Now, what you see is 85% said developers are responsible for the security of software.
Okay, that’s expected,
but only 55% of security played a role in that
and only 35% of operations did.
And then you look at infrastructure, at least it evens off more
but there’s still a lot of pressure being put on developers shoulders
to secure all of these elements.
And it’s an interesting dilemma, because
we’re asking developers to do so much more these days than we ever did in the past
and now we add on,
hey, we want you to be responsible for everything.
This doesn’t really jive with that idea of breaking down the silos and building true DevSecOps.
So one of the big challenges we face
in modern day development is this idea of just even knowing what’s in our software.
Most of us leverage some form of open source in our development today.
You can’t get away from it, right?
You’re pulling packages from GitHub or wherever it is
that you’re getting different functionality from the open source community.

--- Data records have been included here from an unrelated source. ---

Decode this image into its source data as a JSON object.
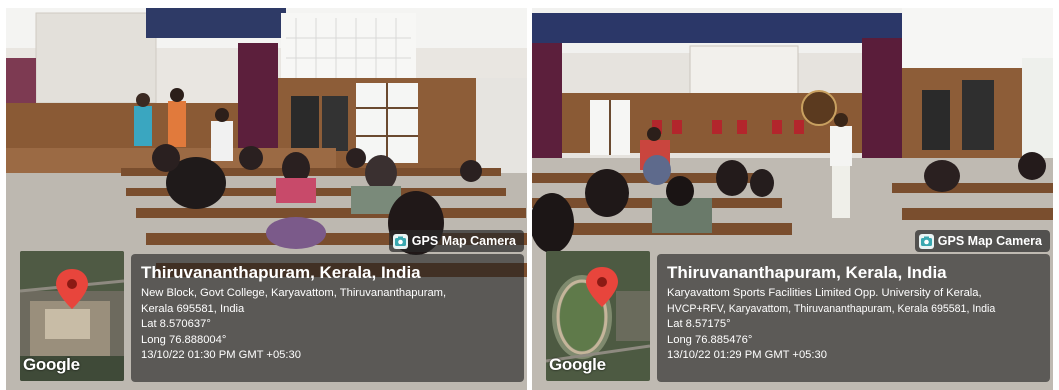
{
  "photos": [
    {
      "overlay": {
        "badge_label": "GPS Map Camera",
        "title": "Thiruvananthapuram, Kerala, India",
        "address_lines": [
          "New Block, Govt College, Karyavattom, Thiruvananthapuram,",
          "Kerala 695581, India"
        ],
        "lat": "Lat 8.570637°",
        "long": "Long 76.888004°",
        "timestamp": "13/10/22 01:30 PM GMT +05:30",
        "map_brand": "Google"
      }
    },
    {
      "overlay": {
        "badge_label": "GPS Map Camera",
        "title": "Thiruvananthapuram, Kerala, India",
        "address_lines": [
          "Karyavattom Sports Facilities Limited Opp. University of Kerala,",
          "HVCP+RFV, Karyavattom, Thiruvananthapuram, Kerala 695581, India"
        ],
        "lat": "Lat 8.57175°",
        "long": "Long 76.885476°",
        "timestamp": "13/10/22 01:29 PM GMT +05:30",
        "map_brand": "Google"
      }
    }
  ],
  "colors": {
    "wood": "#8a5a35",
    "curtain": "#5c1f3c",
    "wall": "#efefef",
    "floor": "#bdb8b0",
    "pin": "#e8453c"
  }
}
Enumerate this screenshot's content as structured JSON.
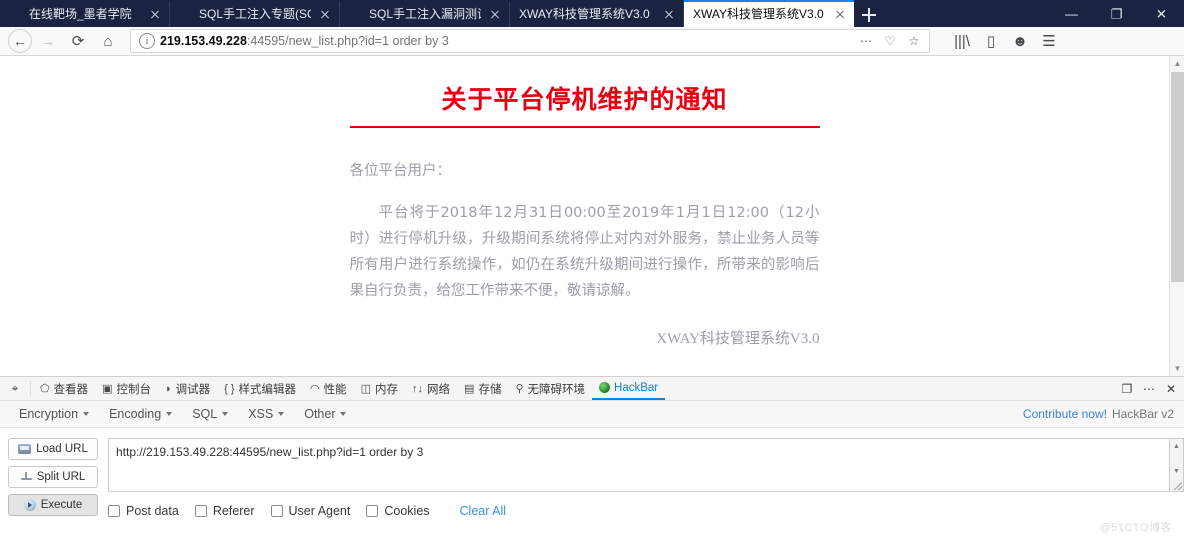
{
  "window": {
    "minimize_label": "—",
    "maximize_label": "❐",
    "close_label": "✕",
    "newtab_label": "+"
  },
  "tabs": [
    {
      "title": "在线靶场_墨者学院",
      "favicon": "firefox-favicon",
      "active": false
    },
    {
      "title": "SQL手工注入专题(SQL Injectio",
      "favicon": "firefox-favicon",
      "active": false
    },
    {
      "title": "SQL手工注入漏洞测试(MySQL",
      "favicon": "firefox-favicon",
      "active": false
    },
    {
      "title": "XWAY科技管理系统V3.0",
      "favicon": "none",
      "active": false
    },
    {
      "title": "XWAY科技管理系统V3.0",
      "favicon": "none",
      "active": true
    }
  ],
  "nav": {
    "back_icon": "back-arrow-icon",
    "forward_icon": "forward-arrow-icon",
    "reload_icon": "reload-icon",
    "home_icon": "home-icon",
    "back_glyph": "←",
    "forward_glyph": "→",
    "reload_glyph": "⟳",
    "home_glyph": "⌂"
  },
  "urlbar": {
    "info_glyph": "i",
    "host": "219.153.49.228",
    "path": ":44595/new_list.php?id=1 order by 3",
    "full_url": "219.153.49.228:44595/new_list.php?id=1 order by 3",
    "page_actions_glyph": "⋯",
    "pocket_glyph": "♡",
    "bookmark_glyph": "☆"
  },
  "toolbar_right": {
    "library_glyph": "|||\\",
    "sidebar_glyph": "▯",
    "account_glyph": "☻",
    "menu_glyph": "☰"
  },
  "page": {
    "title": "关于平台停机维护的通知",
    "greeting": "各位平台用户：",
    "body": "平台将于2018年12月31日00:00至2019年1月1日12:00（12小时）进行停机升级，升级期间系统将停止对内对外服务，禁止业务人员等所有用户进行系统操作，如仍在系统升级期间进行操作，所带来的影响后果自行负责，给您工作带来不便，敬请谅解。",
    "signature": "XWAY科技管理系统V3.0",
    "title_color": "#e60012",
    "body_color": "#9aa0a8"
  },
  "devtools": {
    "picker_glyph": "⌖",
    "tabs": [
      {
        "label": "查看器",
        "icon": "inspector-icon",
        "glyph": "⬠",
        "active": false
      },
      {
        "label": "控制台",
        "icon": "console-icon",
        "glyph": "▣",
        "active": false
      },
      {
        "label": "调试器",
        "icon": "debugger-icon",
        "glyph": "◗",
        "active": false
      },
      {
        "label": "样式编辑器",
        "icon": "style-editor-icon",
        "glyph": "{ }",
        "active": false
      },
      {
        "label": "性能",
        "icon": "performance-icon",
        "glyph": "◠",
        "active": false
      },
      {
        "label": "内存",
        "icon": "memory-icon",
        "glyph": "◫",
        "active": false
      },
      {
        "label": "网络",
        "icon": "network-icon",
        "glyph": "↑↓",
        "active": false
      },
      {
        "label": "存储",
        "icon": "storage-icon",
        "glyph": "▤",
        "active": false
      },
      {
        "label": "无障碍环境",
        "icon": "accessibility-icon",
        "glyph": "⚲",
        "active": false
      },
      {
        "label": "HackBar",
        "icon": "hackbar-icon",
        "glyph": "",
        "active": true
      }
    ],
    "responsive_glyph": "❐",
    "more_glyph": "⋯",
    "close_glyph": "✕"
  },
  "hackbar": {
    "menus": [
      {
        "label": "Encryption"
      },
      {
        "label": "Encoding"
      },
      {
        "label": "SQL"
      },
      {
        "label": "XSS"
      },
      {
        "label": "Other"
      }
    ],
    "contribute_label": "Contribute now!",
    "version_label": "HackBar v2",
    "buttons": [
      {
        "label": "Load URL",
        "icon": "load-url-icon",
        "pressed": false
      },
      {
        "label": "Split URL",
        "icon": "split-url-icon",
        "pressed": false
      },
      {
        "label": "Execute",
        "icon": "execute-icon",
        "pressed": true
      }
    ],
    "url_value": "http://219.153.49.228:44595/new_list.php?id=1 order by 3",
    "url_placeholder": "",
    "options": [
      {
        "label": "Post data",
        "checked": false
      },
      {
        "label": "Referer",
        "checked": false
      },
      {
        "label": "User Agent",
        "checked": false
      },
      {
        "label": "Cookies",
        "checked": false
      }
    ],
    "clear_all_label": "Clear All",
    "link_color": "#3b8ee0"
  },
  "watermark": "@51CTO博客"
}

Now the problem is we don’t always know what’s involved in those packages.
So one of the examples I love to use is this job application here.
Now this Java application, it’s about 280 lines of code that this developer wrote.
Okay, really small app.
Now my days when you wrote 100,000 lines of code,
that meant you had 100,000 line application,
but we know it doesn’t work that way anymore, because as you can see here,
this application defines eight dependencies.
But each of those dependencies now in turn has its own sub dependencies.
And so those eight dependencies turn into 89 sub dependencies,
which takes our 280 lines of code
up to 2.4 million, so just a slight increase.
So how are developers supposed to even be able to keep track of this
as we’re leveraging more and more
open source and repeatable packages and libraries and things from that community?
But it gets worse.
I love this quote from Kelsey Hightower, I cite it all the time.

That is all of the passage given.